Geoffroy Charles François Marie, Count d'Andigné (11 February 1858 - 10 March 1932) was a French politician. He served as mayor of Sainte-Gemmes-d'Andigné, and as a general councillor and deputy of Maine-et-Loire.

==Personal life==
Andigné was born on 11 February 1858 in Sainte-Gemmes-d'Andigné, Maine-et-Loire, a member of the Andigné family of French nobility. In 1885, he married Hélène Chandon de Briailles. Despite his advanced years, being 56 years old at the outbreak of World War I, he served in the army as a rider in the 28th Dragoon Regiment throughout. On his return he was awarded the Croix de guerre 1914–1918 and the Médaille militaire, in addition to being promoted as a non-commissioned officer.
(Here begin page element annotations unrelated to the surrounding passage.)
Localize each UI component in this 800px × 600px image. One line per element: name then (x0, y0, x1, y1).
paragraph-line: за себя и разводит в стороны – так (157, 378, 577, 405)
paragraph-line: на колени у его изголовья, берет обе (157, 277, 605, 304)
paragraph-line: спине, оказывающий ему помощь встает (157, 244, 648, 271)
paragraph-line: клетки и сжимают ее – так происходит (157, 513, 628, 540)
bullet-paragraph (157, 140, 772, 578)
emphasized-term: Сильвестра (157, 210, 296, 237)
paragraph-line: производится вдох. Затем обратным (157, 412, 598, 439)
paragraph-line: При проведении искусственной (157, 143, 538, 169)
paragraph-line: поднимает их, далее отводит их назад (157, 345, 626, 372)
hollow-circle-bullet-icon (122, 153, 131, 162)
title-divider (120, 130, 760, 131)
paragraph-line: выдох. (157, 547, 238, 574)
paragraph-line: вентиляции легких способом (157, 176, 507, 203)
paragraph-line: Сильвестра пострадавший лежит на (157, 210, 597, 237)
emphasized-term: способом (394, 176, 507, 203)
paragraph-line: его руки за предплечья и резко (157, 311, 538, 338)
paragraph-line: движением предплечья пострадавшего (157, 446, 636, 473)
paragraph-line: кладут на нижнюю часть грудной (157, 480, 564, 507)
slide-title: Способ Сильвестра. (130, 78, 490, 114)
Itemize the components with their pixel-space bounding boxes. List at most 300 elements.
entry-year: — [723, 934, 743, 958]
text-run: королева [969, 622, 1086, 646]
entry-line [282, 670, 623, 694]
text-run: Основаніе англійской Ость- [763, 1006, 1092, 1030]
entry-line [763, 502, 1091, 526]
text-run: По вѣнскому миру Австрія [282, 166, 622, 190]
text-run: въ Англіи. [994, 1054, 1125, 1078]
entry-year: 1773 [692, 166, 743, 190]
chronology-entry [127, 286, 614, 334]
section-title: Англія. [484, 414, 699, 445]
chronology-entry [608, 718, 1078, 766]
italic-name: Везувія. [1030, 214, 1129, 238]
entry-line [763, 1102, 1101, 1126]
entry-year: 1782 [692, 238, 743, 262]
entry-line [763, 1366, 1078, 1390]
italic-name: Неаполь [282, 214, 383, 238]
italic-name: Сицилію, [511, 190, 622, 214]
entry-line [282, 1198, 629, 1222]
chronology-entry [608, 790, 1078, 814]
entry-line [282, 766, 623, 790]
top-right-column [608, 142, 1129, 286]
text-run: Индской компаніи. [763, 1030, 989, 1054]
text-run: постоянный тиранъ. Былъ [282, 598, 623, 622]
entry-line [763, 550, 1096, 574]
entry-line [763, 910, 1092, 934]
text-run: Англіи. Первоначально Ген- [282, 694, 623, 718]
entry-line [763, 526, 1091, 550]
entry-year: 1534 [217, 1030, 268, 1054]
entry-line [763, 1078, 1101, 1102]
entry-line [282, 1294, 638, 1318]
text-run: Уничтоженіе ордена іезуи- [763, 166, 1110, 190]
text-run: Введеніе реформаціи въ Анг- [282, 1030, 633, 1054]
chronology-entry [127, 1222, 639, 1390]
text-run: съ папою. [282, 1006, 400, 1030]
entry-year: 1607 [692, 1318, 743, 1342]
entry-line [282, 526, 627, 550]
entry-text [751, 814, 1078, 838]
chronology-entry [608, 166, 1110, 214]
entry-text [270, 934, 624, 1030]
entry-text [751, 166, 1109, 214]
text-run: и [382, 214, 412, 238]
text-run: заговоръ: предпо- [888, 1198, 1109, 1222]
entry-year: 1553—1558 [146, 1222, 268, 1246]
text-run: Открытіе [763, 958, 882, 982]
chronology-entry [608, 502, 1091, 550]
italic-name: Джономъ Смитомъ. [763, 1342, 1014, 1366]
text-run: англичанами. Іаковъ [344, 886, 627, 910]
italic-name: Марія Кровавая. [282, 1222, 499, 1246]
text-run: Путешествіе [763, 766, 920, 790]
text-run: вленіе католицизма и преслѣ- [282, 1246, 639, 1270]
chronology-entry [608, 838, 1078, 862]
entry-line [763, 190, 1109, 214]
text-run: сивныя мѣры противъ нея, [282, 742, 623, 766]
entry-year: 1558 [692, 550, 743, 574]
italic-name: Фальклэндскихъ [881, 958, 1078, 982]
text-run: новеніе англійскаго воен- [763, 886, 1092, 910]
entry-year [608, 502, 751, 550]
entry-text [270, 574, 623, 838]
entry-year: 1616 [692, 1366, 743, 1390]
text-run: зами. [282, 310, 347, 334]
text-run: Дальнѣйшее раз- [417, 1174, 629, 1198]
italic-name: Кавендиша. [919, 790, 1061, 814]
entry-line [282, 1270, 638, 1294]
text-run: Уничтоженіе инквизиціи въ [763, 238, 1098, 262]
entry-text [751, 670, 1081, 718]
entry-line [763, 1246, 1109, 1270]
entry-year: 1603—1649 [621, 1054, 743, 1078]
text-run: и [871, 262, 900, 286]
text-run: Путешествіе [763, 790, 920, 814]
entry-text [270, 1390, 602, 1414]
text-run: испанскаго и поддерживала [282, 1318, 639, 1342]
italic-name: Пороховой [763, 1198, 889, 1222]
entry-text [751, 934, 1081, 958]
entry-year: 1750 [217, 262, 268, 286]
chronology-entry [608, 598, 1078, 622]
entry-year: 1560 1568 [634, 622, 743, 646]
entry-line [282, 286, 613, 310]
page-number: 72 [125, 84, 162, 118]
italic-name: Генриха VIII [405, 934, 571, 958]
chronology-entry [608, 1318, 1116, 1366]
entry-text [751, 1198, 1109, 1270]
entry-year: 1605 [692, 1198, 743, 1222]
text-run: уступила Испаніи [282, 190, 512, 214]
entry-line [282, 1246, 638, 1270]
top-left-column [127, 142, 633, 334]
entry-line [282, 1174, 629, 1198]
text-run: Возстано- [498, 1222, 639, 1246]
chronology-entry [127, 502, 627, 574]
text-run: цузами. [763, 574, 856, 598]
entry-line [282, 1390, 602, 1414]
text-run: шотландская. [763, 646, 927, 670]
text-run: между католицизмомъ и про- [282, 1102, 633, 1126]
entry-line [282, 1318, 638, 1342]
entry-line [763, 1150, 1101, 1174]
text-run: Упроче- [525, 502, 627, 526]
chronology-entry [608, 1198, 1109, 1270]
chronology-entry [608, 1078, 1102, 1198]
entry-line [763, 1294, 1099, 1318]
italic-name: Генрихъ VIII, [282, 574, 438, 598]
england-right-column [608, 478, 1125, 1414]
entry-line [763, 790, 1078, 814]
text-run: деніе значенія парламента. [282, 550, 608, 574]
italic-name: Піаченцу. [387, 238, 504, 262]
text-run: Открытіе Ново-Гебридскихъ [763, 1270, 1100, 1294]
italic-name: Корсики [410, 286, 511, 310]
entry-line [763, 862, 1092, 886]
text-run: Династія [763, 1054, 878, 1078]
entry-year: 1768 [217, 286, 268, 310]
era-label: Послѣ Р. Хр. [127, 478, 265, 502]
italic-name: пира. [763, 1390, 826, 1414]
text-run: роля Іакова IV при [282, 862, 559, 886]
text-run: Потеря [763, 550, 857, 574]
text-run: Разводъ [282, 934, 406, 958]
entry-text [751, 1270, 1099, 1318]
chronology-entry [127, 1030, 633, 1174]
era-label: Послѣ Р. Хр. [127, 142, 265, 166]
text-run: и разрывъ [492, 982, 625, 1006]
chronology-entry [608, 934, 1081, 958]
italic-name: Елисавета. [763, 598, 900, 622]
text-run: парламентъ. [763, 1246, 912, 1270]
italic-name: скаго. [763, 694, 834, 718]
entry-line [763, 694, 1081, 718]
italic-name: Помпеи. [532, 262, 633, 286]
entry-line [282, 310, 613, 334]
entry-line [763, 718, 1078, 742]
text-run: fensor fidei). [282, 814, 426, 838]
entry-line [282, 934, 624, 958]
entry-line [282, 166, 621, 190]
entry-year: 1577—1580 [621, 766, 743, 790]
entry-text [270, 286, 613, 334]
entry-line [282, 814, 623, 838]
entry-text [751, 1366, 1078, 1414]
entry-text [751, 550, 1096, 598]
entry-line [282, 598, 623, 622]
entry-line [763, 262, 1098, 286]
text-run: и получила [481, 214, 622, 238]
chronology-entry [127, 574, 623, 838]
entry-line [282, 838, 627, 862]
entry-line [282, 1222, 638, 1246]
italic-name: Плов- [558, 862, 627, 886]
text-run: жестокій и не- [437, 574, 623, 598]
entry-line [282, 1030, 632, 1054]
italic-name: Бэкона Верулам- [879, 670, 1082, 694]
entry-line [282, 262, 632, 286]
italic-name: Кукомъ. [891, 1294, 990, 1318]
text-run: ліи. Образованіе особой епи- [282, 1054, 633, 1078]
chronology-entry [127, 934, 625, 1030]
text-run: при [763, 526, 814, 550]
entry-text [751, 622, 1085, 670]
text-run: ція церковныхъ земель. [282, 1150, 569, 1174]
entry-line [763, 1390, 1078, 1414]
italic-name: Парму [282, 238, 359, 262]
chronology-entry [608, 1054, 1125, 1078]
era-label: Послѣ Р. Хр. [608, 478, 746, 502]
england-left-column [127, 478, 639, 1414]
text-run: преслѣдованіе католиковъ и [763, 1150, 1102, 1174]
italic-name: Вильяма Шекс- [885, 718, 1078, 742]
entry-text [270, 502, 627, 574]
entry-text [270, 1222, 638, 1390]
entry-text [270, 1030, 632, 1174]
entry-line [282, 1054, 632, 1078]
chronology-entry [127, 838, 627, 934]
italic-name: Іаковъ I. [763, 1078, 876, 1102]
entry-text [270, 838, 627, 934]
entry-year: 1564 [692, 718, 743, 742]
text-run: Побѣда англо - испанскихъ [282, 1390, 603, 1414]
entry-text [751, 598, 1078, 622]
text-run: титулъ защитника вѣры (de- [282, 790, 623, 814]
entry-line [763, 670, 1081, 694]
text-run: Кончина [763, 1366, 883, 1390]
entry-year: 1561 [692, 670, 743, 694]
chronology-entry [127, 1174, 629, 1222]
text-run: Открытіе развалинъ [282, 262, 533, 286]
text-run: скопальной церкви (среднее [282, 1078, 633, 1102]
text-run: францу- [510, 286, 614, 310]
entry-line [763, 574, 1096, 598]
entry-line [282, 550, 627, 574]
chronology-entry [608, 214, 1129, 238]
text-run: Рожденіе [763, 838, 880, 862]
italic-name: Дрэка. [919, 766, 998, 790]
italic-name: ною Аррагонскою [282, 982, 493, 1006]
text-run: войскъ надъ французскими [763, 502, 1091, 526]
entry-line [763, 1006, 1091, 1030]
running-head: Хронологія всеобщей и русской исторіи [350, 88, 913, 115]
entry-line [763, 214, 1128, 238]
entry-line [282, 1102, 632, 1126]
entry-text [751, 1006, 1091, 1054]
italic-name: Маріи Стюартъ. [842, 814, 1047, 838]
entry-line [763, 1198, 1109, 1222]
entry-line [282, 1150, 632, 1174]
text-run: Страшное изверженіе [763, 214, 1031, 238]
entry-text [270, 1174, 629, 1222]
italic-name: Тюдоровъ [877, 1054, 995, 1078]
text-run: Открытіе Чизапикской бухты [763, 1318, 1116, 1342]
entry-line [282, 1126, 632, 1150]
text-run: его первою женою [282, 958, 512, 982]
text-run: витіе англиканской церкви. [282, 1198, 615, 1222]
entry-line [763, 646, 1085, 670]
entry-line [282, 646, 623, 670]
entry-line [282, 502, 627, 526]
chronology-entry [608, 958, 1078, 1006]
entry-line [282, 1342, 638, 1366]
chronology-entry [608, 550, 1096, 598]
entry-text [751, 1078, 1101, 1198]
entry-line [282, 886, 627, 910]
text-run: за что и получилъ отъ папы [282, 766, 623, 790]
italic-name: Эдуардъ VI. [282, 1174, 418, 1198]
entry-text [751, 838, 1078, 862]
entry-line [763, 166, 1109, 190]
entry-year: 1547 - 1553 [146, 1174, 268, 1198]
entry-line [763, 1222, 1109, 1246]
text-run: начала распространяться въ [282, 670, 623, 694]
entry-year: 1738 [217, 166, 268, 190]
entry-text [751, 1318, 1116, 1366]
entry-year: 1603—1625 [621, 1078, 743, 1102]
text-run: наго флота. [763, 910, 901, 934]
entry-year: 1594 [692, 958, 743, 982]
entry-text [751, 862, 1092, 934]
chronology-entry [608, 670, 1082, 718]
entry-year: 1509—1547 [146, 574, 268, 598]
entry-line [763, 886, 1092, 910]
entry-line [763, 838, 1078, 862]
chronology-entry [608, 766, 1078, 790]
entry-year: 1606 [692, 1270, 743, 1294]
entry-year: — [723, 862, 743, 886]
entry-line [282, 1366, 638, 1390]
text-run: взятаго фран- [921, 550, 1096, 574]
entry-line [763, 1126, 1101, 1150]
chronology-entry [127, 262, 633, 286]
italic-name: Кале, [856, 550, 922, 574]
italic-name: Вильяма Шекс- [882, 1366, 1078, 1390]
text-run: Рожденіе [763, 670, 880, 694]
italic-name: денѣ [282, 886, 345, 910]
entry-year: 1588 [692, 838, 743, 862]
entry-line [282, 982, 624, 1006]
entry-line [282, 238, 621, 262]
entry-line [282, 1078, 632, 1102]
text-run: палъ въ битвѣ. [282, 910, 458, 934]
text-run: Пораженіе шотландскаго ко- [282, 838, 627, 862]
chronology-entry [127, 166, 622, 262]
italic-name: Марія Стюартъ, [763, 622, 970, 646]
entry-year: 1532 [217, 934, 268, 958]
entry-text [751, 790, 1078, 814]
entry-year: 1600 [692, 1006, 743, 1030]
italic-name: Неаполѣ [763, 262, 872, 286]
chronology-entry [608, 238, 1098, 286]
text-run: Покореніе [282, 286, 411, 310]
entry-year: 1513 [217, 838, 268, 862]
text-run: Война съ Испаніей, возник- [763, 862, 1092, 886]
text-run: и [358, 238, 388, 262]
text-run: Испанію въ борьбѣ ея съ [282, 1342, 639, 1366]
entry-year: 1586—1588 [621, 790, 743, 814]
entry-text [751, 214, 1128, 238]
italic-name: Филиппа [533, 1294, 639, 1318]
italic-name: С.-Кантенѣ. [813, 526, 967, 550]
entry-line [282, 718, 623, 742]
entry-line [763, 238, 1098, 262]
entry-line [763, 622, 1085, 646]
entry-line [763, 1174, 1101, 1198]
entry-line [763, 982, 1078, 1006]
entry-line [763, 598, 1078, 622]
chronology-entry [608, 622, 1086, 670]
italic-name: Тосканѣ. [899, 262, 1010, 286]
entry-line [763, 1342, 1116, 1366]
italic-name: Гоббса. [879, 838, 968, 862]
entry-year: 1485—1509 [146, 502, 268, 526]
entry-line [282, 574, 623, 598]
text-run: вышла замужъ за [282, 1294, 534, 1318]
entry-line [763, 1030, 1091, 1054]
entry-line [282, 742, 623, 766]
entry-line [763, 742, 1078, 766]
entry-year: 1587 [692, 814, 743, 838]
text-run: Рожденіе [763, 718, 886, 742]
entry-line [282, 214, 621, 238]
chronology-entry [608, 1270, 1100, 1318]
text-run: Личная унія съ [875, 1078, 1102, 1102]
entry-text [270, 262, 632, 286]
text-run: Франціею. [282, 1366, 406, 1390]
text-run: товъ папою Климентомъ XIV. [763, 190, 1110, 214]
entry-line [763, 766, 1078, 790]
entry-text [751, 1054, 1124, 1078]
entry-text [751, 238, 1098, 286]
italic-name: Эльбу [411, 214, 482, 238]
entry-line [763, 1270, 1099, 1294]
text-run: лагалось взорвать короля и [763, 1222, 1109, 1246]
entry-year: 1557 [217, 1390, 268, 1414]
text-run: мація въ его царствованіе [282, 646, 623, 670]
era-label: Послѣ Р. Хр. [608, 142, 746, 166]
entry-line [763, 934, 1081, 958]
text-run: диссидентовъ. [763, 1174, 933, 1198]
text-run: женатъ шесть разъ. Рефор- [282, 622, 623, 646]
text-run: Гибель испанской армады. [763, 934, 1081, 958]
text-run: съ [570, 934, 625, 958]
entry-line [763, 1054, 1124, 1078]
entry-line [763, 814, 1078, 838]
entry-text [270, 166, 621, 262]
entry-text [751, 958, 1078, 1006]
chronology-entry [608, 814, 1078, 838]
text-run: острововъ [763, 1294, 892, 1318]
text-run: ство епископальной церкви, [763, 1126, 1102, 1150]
He died in Angers on 10 March 1932.

==Politics==
Andigné was first elected as a general councillor in 1908. He was re-elected in 1918, and became mayor of Sainte-Gemmes-d'Andigné in 1919. In 1924, he was elected to the Chamber of Deputies as a deputy for Maine-et-Loire; he was re-elected in 1928 and sat until his death in 1932. During his time in parliament he was a member of the agriculture committee.

==Equestrian==
In June 1900, Andigné competed in the equestrian mail coach event at the International Horse Show in Paris. The event was part of the Exposition Universelle, and later classified as part of the 1900 Summer Olympics.